Over the last few years, the court system in Georgia has been subject to criticism from politicians, civil society, and international bodies. The criticism mostly focused on the independence of judges, the selection and appointment of members of the Supreme Court, legislative shortcomings, access to court decisions, and the quality of court decisions, among a range of other issues. Prior to this, public trust in courts had already been low relative to other institutions, with only 17% of the public reporting they trusted the courts in 2019.
Studies CRRC Georgia published in 2021 suggest that the main issue business people and legal professionals see in the court system is justice not delivered in a timely fashion. Yet, they view the issues in the court system as symptoms of the broader problems that other actors criticise.
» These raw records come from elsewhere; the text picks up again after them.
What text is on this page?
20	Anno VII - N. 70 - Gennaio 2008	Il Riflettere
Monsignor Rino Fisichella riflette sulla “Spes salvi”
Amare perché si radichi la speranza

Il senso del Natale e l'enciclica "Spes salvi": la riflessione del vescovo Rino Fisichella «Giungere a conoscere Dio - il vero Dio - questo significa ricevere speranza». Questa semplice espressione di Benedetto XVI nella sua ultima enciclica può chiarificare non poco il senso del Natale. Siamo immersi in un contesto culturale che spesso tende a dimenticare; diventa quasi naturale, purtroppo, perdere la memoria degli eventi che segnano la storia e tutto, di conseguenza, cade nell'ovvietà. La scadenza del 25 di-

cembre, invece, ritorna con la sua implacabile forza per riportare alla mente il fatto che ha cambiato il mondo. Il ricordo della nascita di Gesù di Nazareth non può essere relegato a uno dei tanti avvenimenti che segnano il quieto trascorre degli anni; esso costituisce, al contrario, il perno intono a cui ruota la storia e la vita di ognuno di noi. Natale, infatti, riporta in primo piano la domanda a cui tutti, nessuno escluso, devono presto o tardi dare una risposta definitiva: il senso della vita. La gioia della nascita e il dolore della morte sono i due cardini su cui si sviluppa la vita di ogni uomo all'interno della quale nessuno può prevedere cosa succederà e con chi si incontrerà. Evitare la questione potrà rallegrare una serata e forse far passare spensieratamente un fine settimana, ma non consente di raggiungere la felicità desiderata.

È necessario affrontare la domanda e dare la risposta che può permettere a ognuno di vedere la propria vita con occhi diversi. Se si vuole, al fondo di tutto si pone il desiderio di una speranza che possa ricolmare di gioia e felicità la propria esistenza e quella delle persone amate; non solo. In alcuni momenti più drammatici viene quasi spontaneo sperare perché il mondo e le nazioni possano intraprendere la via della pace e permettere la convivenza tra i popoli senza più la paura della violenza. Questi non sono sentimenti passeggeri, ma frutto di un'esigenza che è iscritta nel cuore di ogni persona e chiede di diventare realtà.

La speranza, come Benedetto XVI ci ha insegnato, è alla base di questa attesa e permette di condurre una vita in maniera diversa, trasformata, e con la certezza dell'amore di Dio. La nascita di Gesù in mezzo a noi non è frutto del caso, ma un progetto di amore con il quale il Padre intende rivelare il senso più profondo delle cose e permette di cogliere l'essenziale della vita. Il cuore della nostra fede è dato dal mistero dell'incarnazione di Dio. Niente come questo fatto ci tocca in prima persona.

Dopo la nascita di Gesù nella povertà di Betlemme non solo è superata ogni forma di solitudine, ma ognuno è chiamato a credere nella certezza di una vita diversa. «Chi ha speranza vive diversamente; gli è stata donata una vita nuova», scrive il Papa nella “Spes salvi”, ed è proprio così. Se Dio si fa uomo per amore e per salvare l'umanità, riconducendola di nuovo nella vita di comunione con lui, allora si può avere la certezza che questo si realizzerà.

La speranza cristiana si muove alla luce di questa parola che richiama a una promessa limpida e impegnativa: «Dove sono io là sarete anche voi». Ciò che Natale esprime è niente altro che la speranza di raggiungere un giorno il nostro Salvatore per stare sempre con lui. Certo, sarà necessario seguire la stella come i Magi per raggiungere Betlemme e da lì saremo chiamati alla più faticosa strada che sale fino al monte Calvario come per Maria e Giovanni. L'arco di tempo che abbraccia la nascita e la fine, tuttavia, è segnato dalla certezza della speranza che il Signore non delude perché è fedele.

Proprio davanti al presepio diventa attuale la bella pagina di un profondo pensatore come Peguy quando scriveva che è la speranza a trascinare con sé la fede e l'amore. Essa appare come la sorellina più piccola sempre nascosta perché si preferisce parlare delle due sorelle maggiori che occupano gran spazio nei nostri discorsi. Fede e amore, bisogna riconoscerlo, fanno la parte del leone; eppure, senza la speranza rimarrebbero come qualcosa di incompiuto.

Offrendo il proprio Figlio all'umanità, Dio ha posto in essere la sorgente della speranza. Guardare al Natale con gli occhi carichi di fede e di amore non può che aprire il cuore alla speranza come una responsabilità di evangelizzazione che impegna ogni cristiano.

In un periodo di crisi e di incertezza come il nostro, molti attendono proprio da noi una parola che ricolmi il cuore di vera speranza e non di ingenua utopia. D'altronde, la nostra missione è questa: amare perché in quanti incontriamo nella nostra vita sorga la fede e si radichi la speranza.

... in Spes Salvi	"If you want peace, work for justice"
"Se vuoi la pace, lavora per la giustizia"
When asked about the main challenges businesses face in the courts, half of businesses named time-related issues. The length of trials was named by 31% and delayed enforcement of court decisions was named by 19%. Relatively few, 10%, felt that the lack of independence of courts was an issue.
The long timelines for court trials and enforcement of decisions were also discussed extensively in qualitative research. Businesses reported that trials can take years to conclude. Even when they do, enforcement of decisions takes so long that inflation and currency fluctuations can eat away at the value of settlements. As a result, some business people report that decisions settled in their favour, ‘merely stayed on paper’. Knowing that inflation and currency fluctuations will ultimately reduce the value of settlements, some businesses report that there is a strong incentive for those they are suing to delay trials and enforcement.
The results were quite similar in a study of legal professionals’ attitudes that CRRC Georgia conducted in the spring and summer of 2021. Lawyers highlighted that court hearings and the issuance of rulings took longer than the limits set out in legislation. An NGO lawyer from Tbilisi told CRRC: ‘It is a fact that the court system cannot complete almost any case within the legally set norms […] often resolution of cases is so late that any interest towards the case is lost and it is impossible to restore the violated right’.
Judges are aware of the problem. When discussing the long timelines around cases, they blamed heavy caseloads. They further noted that this also resulted in lower-quality decisions. ‘The increase in the number of cases impacts quality’, a judge working in the criminal courts told CRRC. ‘Sometimes quality is damaged, sometimes [timelines]. Case trials are not finished on time.’
These were not the only issues with the judiciary that study participants mentioned. Lawyers mentioned issues around a dearth of common practice and lack of independence among investigators. While judges felt that low public trust was a problem for the court system as well as insufficient social guarantees for judges after retirement.
The above does not demonstrate that a lack of independence and opaque selection procedures for judges are not a problem. Rather, lawyers tended to suggest that most of the issues noted above were symptoms of the courts’ fundamental problems rather than the disease itself. They reported that without addressing the root causes, including how appointments throughout the judiciary are made, as well as case distribution rules, the judiciary is likely to continue functioning at sub-optimal levels.